An elevated blood level of tumor necrosis factor (TNF)-α is a validated marker of vascular inflammation, which can result in the development of vascular disease and atherosclerosis. This study examined the hypothesis that ketosis increases the TNF-α secretion, both in a cell culture model using U937 monocytes and in type 1 diabetic patients in vivo. U937 cells were cultured with ketone bodies (acetoacetate [AA] and β-hydroxybutyrate [BHB]) in the presence or absence of high levels of glucose in medium at 37°C for 24 h. This study demonstrates the following points.

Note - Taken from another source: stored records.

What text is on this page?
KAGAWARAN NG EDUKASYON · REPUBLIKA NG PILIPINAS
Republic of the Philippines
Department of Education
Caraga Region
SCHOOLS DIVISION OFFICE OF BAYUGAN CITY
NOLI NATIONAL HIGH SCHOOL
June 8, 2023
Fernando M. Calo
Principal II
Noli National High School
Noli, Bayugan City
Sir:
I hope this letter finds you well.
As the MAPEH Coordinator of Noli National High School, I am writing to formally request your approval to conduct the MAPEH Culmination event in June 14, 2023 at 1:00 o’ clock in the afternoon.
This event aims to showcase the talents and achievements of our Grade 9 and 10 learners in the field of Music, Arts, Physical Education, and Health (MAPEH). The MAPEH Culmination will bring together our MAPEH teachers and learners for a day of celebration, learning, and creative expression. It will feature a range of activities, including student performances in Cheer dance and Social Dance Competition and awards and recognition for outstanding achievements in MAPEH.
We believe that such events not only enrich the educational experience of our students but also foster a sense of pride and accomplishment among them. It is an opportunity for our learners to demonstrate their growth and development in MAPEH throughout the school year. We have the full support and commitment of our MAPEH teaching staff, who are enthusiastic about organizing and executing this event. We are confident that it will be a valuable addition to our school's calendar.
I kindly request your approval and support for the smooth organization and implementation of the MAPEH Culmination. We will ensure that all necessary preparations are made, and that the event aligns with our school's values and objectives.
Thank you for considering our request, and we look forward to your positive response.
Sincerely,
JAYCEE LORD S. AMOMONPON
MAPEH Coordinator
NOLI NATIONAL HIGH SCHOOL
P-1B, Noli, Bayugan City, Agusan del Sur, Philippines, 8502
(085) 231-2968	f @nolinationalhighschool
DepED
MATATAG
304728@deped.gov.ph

First, hyperketonemic diabetic patients have significantly higher levels of TNF-α than normoketonemic diabetic patients (P < 0.01) and normal control subjects (P < 0.01). There was a significant correlation (r = 0.36, P < 0.05; n = 34) between ketosis and oxidative stress as well as between oxidative stress and TNF-α levels (r = 0.47, P < 0.02; n = 34) in the blood of diabetic patients. Second, ketone body AA treatment increases TNF-α secretion, increases oxygen radicals production, and lowers cAMP levels in U937 cells. However, BHB did not have any effect on TNF-α secretion or oxygen radicals production in U937 cells. Third, exogenous addition of dibutyryl cAMP, endogenous stimulation of cAMP production by forskolin, and antioxidant N-acetylcysteine (NAC) prevented stimulation of TNF-α secretion caused by AA alone or with high glucose. Similarly, NAC prevented the elevation of TNF-α secretion and lowering of cAMP levels in H2O2-treated U937 cells. Fourth, the effect of AA on TNF-α secretion was inhibited by specific inhibitors of protein kinase A (H89), p38-mitogen-activated protein kinase (SB203580), and nuclear transcription factor (NF)κB (NFκB-SN50). This study demonstrates that hyperketonemia increases TNF-α secretion in cultured U937 monocytic cells and TNF-α levels in the blood of type 1 diabetic patients and is apparently mediated by AA-induced cellular oxidative stress and cAMP deficiency.